Oggi si ricorda la morte di San Domenico Savio

DON BOSCO MI AIUTI A DIVETARE SANTO – queste furono le parole del piccolo Domenico Savio. Non mancarono manifestazioni straordinarie di doni carismatici. Una sera, racconta Don Bosco nella biografia di Domenico, il ragazzo gli chiese di seguirlo in fretta perché c’era “una bell’opera da fare”. Uscito di casa, percorse diverse strade finché si fermò al terzo piano di un caseggiato, sempre seguito da Don Bosco: “È qui che deve entrare” gli disse. Sulla porta comparve una donna che lo pregò di confessare suo marito gravemente infermo il quale, dopo essersi fatto protestante, voleva morire da buon cattolico. Il giorno dopo, alla domanda di come avesse saputo di quel moribondo, Domenico guardò Don Bosco con aria addolorata e poi si mise a piangere. Il santo prete non osò chiedergli altro. L’ultima sorella di Domenico rivelò sotto giuramento che un giorno il Savio chiese il permesso di andare a visitare sua madre che era in attesa di un bambino e si trovava in condizioni molto gravi. Il ragazzo appena la vide le buttò le braccia al collo, le diede un bacio e ripartì la sera stessa per Torino. La donna si sentì subito meglio e il parto avvenne regolarmente. Al collo le trovarono un nastro a cui era attaccato un pezzo di seta piegata e cucita come un abitino. A Don Bosco che gli chiedeva come stava la mamma Domenico rispose: “L’ha fatta guarire l’abitino della Madonna che le ho messo al collo”. Per questo, Domenico è invocato anche come “il santo delle culle e delle partorienti”.
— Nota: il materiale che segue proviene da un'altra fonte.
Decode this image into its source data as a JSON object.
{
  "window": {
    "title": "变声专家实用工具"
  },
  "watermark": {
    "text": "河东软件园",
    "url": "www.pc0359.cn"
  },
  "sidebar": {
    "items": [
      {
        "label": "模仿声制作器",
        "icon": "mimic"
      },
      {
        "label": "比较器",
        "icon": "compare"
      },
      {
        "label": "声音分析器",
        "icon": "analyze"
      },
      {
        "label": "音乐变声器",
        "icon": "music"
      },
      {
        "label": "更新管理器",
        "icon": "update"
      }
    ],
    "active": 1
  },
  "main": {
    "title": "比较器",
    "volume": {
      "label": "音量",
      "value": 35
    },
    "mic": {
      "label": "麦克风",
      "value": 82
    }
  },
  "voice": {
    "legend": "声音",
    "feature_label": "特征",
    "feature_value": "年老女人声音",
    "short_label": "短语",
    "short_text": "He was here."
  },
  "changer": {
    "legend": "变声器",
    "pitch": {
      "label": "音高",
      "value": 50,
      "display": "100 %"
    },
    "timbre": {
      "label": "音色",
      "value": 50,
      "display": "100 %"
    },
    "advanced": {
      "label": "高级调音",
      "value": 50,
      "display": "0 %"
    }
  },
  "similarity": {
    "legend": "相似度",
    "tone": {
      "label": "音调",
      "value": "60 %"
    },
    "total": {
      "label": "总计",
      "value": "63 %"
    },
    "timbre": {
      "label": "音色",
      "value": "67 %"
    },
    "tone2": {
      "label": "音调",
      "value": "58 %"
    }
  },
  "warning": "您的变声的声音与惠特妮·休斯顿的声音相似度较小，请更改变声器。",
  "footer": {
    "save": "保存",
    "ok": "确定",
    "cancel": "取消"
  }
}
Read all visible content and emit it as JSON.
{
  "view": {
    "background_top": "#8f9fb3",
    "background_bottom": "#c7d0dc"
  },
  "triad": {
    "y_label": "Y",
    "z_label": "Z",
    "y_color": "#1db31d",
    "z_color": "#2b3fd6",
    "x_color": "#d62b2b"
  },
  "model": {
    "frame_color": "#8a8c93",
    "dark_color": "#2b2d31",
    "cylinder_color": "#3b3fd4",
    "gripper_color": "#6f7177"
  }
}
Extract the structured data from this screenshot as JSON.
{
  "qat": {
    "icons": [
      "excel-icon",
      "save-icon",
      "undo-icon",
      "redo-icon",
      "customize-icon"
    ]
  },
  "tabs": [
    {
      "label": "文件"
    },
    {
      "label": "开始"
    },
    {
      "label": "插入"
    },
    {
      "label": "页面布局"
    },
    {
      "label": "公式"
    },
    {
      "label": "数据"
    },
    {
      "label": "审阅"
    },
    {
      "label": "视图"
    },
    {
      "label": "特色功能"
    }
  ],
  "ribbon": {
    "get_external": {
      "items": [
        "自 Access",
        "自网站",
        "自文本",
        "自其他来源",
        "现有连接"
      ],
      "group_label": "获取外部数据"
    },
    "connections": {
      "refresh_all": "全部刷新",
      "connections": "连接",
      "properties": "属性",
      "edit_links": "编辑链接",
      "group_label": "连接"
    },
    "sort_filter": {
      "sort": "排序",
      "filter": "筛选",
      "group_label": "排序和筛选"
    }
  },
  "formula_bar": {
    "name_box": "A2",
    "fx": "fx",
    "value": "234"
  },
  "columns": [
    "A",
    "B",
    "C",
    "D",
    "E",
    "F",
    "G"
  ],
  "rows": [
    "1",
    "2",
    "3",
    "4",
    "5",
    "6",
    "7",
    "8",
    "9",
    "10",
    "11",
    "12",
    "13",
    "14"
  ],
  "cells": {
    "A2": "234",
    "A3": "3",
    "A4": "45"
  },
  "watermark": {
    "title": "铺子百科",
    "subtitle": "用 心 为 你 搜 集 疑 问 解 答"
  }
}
Intanto, però, verso la fine del 1856 la sua salute cominciò a dare seri prolemi. Tra l’altro, due suoi fratellini erano già morti a Mondonio in tenera età e anche lui era molto gracile. Nel febbraio 1857 cominciò a tormentarlo una tosse insistente mista a febbre. Allora, purtroppo, non c’erano gli antibiotici e queste forme spesso erano letali. Don Bosco decise di fargli sospendere gli studi e di rimandarlo in famiglia per curarsi. Domenico si mise a letto il 4 marzo e in soli cinque giorni una grave polmonite lo stroncò. Non aveva ancora quindici anni. Chi gli era vicino racconta che prima di spirare gli si illuminò il volto mentre esclamava: “Che bella cosa io vedo mai!”. Nel 1914 i suoi resti mortali furono traslati a Torino nella basilica di Maria Ausiliatrice.